Il nous parle avec franchise et conviction de ce qu'il est, de ce qu'il aime ou le déçoit, de ses rêves, des lieux qui le font vibrer et qu'il protège. Une vision globale parfois sans concession. Une interview comme on les aime...

Freddy Joris, pourriez-vous vous présenter aux visiteurs de « Best of Verviers » ?

Je suis né à la clinique de la rue Masson à Verviers en juillet 1955, le 11.

Habitant rue des Six-cents Franchimontois à Andrimont, j’ai fait mes maternelles et mes primaires dans la vieille école communale de Fonds-de-Loup place Simon Gathoye, dans les mêmes murs donc que le futur syndicaliste Jean Roggeman à la fin du XIXe siècle, Roggeman dont la fille Marie était devenue institutrice en chef de l’école primaire des filles de Fonds-de-Loup quand ma sœur Nicole fréquenta cette école.

Après quoi, j’ai accompli de 1967 à 1973 mes Humanités classiques à l’Athénée Royal de Verviers, à l’époque du Préfet Roger Mathieu, puis une licence en Philosophie et Lettres, orientation Histoire contemporaine, à l’Université de Liège, de 1973 à 1977, voici un peu plus de trente ans donc.

 

 

 

 

De là, la parution fin 2008 de votre ouvrage « Trente ans aux fourneaux de Clio » ?

Depuis ma sortie de l’Université en 1977, je n’ai pu hélas travailler à temps plein comme historien que durant un peu moins de sept ans avant de devoir réorienter ma carrière vers d’autres chemins, parfois inattendus, mais je me suis toujours efforcé de poursuivre des recherches et d’en publier les résultats.

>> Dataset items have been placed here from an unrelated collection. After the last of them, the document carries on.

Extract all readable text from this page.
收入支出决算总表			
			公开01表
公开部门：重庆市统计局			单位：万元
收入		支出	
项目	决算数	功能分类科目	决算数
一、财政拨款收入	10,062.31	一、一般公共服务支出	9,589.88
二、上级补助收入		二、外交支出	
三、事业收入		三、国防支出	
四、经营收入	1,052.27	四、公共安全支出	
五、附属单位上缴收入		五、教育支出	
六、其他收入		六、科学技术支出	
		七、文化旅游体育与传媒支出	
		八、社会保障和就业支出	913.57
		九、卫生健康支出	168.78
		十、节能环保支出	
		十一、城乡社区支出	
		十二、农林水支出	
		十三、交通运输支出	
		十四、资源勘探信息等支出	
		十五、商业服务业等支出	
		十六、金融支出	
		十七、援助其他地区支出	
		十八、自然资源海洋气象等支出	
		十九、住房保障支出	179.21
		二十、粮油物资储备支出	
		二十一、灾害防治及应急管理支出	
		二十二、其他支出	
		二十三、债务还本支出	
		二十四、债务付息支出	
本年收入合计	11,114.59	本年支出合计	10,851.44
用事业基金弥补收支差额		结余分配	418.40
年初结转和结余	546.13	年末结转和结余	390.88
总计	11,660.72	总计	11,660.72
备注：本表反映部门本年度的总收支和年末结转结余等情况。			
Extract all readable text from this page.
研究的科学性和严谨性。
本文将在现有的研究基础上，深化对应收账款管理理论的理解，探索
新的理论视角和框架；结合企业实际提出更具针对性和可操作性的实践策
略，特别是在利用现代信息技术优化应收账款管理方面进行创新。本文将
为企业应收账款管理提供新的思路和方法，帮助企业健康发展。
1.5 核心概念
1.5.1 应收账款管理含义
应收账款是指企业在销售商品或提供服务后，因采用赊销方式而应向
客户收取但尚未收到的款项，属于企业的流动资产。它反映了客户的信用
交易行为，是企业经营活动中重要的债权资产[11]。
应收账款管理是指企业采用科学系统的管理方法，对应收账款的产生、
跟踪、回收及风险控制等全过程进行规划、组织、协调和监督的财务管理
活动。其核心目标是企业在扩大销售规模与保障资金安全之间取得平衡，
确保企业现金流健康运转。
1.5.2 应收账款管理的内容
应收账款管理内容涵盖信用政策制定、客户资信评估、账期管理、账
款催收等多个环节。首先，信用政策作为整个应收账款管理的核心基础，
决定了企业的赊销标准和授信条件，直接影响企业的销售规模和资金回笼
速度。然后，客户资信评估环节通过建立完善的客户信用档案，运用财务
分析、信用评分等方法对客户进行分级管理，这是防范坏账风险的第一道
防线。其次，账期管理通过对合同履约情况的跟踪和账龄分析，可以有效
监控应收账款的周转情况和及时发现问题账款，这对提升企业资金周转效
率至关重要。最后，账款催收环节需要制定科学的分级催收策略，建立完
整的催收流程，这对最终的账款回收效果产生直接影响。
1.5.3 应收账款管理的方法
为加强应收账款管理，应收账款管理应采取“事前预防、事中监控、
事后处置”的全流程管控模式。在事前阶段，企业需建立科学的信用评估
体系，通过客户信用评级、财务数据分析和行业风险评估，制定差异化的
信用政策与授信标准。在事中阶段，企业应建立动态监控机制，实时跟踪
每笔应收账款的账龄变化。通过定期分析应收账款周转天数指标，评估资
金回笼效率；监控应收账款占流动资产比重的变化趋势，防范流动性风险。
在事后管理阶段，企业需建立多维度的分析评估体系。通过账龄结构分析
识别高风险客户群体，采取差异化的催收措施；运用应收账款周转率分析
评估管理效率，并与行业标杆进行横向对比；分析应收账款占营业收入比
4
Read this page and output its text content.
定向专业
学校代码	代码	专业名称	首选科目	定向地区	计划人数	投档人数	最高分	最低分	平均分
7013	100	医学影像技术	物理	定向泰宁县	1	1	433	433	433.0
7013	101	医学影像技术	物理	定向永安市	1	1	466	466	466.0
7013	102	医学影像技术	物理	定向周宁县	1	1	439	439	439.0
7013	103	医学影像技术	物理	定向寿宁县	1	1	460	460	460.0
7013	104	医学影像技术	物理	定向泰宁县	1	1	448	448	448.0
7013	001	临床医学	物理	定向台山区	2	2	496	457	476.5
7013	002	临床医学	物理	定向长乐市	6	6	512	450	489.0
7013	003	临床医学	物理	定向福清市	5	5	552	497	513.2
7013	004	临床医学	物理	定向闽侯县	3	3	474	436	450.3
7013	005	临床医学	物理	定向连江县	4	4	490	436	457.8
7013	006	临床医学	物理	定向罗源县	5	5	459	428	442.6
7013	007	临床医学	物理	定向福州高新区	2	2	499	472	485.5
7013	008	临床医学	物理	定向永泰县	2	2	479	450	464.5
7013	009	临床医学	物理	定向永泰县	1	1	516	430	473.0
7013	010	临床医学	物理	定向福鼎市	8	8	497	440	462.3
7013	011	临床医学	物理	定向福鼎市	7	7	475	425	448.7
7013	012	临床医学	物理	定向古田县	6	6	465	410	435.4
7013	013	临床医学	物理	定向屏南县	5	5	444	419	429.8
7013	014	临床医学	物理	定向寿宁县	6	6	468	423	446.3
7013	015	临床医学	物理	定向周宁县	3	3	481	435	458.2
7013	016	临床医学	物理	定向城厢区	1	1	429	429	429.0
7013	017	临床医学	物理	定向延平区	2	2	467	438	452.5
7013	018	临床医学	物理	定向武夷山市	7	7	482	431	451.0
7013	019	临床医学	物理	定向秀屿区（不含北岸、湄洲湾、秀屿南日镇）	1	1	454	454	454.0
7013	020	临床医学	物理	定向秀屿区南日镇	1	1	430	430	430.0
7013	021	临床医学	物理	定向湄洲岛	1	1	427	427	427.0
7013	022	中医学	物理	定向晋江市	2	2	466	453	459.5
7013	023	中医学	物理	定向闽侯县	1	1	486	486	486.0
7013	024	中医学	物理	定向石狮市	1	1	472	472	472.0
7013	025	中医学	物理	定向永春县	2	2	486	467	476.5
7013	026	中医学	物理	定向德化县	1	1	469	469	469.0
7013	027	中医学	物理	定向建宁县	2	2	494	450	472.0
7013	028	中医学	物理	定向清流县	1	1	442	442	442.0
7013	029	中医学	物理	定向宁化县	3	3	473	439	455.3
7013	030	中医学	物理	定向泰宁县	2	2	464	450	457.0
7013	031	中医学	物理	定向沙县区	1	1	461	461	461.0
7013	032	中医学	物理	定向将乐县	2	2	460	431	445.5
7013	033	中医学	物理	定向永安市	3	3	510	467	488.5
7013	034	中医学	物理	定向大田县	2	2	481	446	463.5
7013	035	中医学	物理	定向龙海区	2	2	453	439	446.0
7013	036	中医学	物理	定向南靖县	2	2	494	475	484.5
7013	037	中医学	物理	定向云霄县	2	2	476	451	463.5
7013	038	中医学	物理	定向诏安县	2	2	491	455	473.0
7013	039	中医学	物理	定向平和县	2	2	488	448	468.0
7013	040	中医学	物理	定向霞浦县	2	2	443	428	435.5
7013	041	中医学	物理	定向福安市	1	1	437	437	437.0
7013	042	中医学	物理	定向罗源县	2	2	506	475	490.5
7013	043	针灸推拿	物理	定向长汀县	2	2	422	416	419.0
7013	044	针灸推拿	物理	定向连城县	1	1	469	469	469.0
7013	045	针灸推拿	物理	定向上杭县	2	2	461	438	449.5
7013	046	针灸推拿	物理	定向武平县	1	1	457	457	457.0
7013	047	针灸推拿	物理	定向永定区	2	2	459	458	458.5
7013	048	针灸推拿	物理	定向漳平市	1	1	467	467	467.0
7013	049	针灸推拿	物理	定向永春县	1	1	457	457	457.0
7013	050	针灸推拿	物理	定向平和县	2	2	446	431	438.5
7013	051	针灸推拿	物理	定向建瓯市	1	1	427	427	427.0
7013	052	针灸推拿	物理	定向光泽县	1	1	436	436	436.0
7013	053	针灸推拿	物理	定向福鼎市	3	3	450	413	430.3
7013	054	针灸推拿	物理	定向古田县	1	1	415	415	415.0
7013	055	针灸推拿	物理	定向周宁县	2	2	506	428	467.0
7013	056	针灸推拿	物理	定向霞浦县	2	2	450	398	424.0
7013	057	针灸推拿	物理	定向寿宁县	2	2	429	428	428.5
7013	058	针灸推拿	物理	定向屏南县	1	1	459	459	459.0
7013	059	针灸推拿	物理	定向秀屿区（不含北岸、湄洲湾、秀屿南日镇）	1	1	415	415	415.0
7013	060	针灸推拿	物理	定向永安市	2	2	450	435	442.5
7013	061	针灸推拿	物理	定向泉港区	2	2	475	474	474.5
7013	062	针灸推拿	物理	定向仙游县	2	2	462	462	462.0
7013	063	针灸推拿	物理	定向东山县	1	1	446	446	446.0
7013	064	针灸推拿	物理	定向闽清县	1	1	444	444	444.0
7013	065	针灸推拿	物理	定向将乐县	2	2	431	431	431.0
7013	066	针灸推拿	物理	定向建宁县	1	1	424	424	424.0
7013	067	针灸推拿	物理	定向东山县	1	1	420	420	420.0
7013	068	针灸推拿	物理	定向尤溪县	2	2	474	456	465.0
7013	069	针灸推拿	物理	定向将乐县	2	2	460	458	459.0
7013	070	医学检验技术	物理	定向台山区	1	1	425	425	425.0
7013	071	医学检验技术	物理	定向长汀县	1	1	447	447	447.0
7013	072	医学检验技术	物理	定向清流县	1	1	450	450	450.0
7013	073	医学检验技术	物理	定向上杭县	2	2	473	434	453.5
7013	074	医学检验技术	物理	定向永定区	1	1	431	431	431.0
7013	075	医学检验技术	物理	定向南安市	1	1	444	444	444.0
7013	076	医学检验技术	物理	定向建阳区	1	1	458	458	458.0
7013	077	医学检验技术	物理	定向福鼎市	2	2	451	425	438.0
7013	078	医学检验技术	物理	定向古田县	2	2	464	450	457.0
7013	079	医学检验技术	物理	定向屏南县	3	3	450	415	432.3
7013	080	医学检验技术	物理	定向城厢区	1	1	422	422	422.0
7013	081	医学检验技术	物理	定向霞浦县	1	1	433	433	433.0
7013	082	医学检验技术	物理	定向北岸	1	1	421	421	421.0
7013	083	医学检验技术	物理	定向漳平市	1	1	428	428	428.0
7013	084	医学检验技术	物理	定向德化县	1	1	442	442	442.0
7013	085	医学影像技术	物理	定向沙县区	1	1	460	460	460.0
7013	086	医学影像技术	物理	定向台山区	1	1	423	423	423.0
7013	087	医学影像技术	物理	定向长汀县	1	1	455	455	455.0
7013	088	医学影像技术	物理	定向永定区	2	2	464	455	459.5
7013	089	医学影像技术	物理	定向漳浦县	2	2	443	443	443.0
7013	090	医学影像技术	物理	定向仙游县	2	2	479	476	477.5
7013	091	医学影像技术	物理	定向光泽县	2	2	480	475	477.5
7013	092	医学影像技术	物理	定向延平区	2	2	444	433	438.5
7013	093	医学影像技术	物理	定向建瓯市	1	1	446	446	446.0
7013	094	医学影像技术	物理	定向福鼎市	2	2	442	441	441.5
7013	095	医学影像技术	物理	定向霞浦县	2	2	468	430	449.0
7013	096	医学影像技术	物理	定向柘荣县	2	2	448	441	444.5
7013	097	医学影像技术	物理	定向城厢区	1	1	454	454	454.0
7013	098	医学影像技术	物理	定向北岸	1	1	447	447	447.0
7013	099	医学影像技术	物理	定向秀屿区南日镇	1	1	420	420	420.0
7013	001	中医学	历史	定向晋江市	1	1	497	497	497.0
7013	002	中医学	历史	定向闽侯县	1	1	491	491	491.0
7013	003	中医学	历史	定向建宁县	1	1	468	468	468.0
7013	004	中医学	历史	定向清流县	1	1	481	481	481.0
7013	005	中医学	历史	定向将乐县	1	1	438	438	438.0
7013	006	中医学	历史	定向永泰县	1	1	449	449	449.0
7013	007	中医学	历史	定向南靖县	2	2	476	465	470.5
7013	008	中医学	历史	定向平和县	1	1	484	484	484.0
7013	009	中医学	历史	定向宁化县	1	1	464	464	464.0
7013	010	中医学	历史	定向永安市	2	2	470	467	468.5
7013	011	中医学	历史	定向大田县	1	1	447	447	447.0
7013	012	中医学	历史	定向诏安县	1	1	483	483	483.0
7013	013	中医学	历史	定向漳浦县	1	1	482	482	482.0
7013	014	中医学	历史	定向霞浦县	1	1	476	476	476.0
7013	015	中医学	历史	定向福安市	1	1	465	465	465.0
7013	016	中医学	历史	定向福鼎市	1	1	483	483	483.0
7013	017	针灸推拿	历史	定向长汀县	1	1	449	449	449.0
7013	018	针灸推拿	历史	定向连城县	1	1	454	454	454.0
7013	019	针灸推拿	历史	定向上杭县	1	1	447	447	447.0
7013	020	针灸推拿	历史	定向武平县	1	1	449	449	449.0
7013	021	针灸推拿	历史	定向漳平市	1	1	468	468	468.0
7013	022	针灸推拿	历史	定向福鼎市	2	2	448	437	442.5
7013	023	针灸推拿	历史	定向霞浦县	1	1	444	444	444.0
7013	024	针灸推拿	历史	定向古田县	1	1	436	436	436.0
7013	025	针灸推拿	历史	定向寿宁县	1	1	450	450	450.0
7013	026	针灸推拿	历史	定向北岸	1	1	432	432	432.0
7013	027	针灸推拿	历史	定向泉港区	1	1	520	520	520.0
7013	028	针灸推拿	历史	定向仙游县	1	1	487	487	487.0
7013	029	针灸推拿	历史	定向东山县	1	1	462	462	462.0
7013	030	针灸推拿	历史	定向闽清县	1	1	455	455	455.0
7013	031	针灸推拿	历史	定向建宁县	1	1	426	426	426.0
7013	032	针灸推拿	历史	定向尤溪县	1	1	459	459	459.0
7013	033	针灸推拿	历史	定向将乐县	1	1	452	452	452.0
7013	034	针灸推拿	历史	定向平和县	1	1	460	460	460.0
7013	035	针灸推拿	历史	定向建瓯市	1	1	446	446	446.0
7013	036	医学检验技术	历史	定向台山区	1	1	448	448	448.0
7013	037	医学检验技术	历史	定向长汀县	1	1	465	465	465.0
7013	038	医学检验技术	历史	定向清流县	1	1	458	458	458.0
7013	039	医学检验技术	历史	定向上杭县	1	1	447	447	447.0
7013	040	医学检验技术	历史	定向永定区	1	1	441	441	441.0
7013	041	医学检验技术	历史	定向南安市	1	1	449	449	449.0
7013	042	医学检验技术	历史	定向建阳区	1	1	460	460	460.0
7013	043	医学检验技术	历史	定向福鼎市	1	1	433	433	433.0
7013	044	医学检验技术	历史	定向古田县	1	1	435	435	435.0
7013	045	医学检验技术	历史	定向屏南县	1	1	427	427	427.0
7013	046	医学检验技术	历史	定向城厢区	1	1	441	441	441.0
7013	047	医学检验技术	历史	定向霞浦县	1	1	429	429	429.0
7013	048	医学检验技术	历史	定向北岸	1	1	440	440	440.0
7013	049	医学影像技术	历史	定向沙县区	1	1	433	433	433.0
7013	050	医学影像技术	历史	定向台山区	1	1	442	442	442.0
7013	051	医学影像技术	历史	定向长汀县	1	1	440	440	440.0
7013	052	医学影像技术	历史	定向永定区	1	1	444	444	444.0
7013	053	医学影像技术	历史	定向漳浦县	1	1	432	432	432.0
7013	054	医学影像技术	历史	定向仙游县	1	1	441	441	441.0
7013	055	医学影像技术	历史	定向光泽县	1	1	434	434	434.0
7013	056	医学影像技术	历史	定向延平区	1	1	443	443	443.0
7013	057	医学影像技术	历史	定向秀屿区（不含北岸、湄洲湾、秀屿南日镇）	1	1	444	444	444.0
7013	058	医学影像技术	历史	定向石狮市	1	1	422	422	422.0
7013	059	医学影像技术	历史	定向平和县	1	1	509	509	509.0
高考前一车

Mon premier titre, en 1978, a été suivi de dix autres jusqu’à cette année, ainsi que par cinq ouvrages collectifs conçus et dirigés par mes soins.

Dans ce recueil, j’avais voulu réunir en complément la majeure partie des articles, notices diverses, préfaces, etc., que j’ai dispersés depuis trente ans aussi au fur et à mesure des engagements ou des sollicitations, parallèlement aux livres que j’ai pu réaliser dans ce même laps de temps.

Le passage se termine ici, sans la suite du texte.